Comment et par quels moyens Gérard Lopez compte donc acquérir le LOSC ? Sur 2015, Genii Capital enregistre une perte record de 57 millions et une dette à hauteur de 113. Le fonds d’investissements, qui possède notamment le Manoir de Ban, ex-résidence suisse de Charlie Chaplin, détenait également les parts de Lopez et Éric Lux dans Gravity Sports Management. La structure, qui gérait les contrats de pilotes tels que Jérôme D’Ambrosio en négociant des pourcentages sur leurs revenus, est liquidée en avril 2015 suite à un conflit avec Flavio Becca, actionnaire minoritaire. Ce dernier dénonce une dette qu’il estime à 22 millions d’euros.

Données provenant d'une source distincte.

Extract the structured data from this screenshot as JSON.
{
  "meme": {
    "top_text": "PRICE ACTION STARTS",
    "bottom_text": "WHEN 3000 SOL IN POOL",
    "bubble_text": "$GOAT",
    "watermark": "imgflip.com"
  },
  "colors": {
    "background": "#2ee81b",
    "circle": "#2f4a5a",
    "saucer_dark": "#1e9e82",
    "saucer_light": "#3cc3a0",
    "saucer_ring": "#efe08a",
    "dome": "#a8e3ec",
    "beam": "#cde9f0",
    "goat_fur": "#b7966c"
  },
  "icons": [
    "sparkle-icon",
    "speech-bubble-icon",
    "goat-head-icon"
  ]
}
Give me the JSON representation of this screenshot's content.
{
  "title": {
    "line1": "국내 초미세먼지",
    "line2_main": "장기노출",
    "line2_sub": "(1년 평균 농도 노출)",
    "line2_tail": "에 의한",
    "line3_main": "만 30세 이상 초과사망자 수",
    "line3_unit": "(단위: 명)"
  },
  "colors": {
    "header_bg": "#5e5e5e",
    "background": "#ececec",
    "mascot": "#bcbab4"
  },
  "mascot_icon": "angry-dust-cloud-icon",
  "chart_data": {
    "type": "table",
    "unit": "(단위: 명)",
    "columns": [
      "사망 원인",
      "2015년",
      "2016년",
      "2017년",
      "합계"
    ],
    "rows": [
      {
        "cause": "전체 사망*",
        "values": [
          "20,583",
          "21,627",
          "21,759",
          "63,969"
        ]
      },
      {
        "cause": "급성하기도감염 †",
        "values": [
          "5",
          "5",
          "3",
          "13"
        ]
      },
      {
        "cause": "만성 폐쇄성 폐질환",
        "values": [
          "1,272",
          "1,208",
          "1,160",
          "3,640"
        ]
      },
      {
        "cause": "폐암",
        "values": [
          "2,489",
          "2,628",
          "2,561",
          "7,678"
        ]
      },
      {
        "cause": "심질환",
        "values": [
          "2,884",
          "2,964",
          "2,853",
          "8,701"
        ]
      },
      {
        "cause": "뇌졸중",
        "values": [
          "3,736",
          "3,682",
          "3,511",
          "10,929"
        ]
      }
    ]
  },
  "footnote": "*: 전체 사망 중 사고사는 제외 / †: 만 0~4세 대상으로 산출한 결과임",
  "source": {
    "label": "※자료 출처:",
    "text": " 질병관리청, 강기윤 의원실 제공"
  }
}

Lopez explique à l’AFP avoir déboursé  » autour de 80 millions  » pour racheter Lille. L’enquête de Mediapart, Mediacités et France 3 révèle un système de  » poupées russes  » pour effectuer l’opération. Si l’Hispano-Luxembourgeois dit vouloir  » éviter les problèmes  » en créant  » une société française qui va détenir le LOSC « , immatriculée le 13 janvier sous le nom de L Holding. Elle appartient à Victory Soccer, filiale londonienne du portefeuille de Lopez, qui n’a que 1.000 livres de capital social, et qui est aussi propriété d’un groupe hongkongais offshore, Chimera Consulting, puis elle-même d’une dernière coquille aux Îles Vierges britanniques. Mais impossible de savoir si Lopez est seul derrière ce montage. Il n’existe pas de registre public des bénéficiaires des sociétés dans l’archipel, ni d’obligation de déposer les comptes.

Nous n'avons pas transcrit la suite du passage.